For germination and seedling/plant growth, you want to simulate the natural day-night cycles, and as a general rule, grow lights should be on 8-12 hours per day and off at night. You can vary this timing, as some seeds such as tomato, pepper, petunia, impatiens, and others, benefit from 14-17 hours of light per day (and the remainder of the 24 hour period in darkness). The most common grow lights used are fluorescent; using cool white, warm white, and wide-spectrum fluorescent tubes. These lights work well for germination and for growing plants up to a transplantable size. Fluorescent lights should be kept close though, 3-6 inches above the soil or the growing plants, adjusting the height as the plants grow.
How long will seeds keep in storage?
Park Seed stores seed in a special temperature- and humidity-controlled storage facility, which keeps seeds in excellent condition. Our seeds should be good for at least 1-2 years on average. Seed viability and storage time will vary depending on the seed item; some will keep a shorter time and some will keep longer. Seeds should be stored in a cool, dark, dry place. A basement will do (if not too humid), or a cool, dark room or closet. We recommend the best way to extend seed storage life is to store them in something air tight, such as a plastic zipper storage bag or canning jar, and place it in the refrigerator. This will extend the life of seeds for many years.
What is the best way to store seeds over a longer time period?
We recommend the best way to extend seed storage life is to store seeds in something air tight, such as a plastic zipper storage bag or canning jar, and place it in the refrigerator. This will extend the life of seeds for many years.

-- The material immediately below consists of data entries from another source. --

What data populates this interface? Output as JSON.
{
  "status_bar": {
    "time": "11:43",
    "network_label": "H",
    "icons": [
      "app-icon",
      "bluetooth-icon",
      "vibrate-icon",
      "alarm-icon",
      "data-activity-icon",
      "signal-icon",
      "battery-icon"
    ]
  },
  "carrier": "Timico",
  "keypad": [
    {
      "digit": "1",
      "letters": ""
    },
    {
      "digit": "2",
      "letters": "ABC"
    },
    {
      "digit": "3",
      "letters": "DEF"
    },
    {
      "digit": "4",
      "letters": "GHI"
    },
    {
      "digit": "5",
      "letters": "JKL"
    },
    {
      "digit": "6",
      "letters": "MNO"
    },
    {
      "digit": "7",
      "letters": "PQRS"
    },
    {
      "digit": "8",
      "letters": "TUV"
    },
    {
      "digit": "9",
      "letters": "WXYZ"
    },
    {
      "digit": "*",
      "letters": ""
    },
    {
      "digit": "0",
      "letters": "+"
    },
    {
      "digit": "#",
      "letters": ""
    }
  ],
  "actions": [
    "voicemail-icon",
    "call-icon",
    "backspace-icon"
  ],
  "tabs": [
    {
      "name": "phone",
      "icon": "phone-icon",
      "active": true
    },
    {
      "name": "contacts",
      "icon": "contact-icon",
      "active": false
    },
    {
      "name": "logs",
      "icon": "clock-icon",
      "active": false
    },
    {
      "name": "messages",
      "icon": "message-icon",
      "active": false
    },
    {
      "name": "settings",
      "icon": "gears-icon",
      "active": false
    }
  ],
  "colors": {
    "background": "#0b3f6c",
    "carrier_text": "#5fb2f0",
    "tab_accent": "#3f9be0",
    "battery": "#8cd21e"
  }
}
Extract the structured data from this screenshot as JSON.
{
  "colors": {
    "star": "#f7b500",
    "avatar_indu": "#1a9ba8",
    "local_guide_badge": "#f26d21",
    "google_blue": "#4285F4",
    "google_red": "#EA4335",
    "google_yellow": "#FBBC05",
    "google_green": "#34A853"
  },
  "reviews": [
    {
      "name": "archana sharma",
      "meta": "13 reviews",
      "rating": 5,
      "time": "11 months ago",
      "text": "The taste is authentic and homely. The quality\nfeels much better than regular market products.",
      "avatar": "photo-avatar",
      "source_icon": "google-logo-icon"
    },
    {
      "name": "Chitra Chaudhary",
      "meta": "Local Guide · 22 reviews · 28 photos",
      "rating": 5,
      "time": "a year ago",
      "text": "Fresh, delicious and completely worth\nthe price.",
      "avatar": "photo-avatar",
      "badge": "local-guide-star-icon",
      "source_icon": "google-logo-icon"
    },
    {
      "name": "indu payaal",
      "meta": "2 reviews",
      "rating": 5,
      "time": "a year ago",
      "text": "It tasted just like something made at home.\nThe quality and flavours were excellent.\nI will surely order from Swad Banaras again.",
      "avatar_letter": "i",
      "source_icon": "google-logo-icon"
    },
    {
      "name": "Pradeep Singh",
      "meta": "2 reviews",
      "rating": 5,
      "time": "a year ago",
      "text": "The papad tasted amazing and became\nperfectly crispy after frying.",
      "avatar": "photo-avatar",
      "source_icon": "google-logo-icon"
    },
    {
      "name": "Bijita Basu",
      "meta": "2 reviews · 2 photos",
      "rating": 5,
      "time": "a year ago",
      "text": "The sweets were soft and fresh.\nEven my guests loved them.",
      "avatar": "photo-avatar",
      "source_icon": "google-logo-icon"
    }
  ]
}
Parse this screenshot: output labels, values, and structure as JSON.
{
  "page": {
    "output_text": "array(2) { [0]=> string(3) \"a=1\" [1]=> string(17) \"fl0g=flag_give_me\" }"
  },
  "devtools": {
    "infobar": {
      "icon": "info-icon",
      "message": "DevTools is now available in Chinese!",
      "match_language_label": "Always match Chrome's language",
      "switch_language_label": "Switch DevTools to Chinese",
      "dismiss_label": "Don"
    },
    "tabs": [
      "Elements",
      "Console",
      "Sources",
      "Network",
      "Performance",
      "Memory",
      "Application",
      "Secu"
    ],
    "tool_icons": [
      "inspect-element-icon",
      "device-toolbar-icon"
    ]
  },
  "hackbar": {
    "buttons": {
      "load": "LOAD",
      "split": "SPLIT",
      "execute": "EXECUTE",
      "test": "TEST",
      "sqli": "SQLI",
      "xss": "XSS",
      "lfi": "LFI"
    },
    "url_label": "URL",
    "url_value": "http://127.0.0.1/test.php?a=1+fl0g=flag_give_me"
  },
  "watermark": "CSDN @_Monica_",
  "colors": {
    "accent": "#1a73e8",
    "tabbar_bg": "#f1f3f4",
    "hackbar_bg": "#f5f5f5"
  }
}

What depth should I sow various seeds?
When sowing seed outdoors, we recommend a maximum planting depth of 4X the width of the seed. When sowing seed indoors, the planting depth can be less, depending on the seed being sown, so it is always best to check specific directions. Here are some general guidelines concerning planting depth in relation to seed size: Tiny, dust-like seeds need to be sown on the surface of the growing medium or soil, uncovered, as they need light to germinate. The planting depth for small seed can be anywhere from barely covering, to 1/8-inch deep, to possibly 1/4-inch deep, depending on the recommendation. Medium seed should be planted at 1/4- to 1/2-inch deep, depending on the recommendation. Larger seeds can be planted 1-inch or deeper, depending on the recommendation.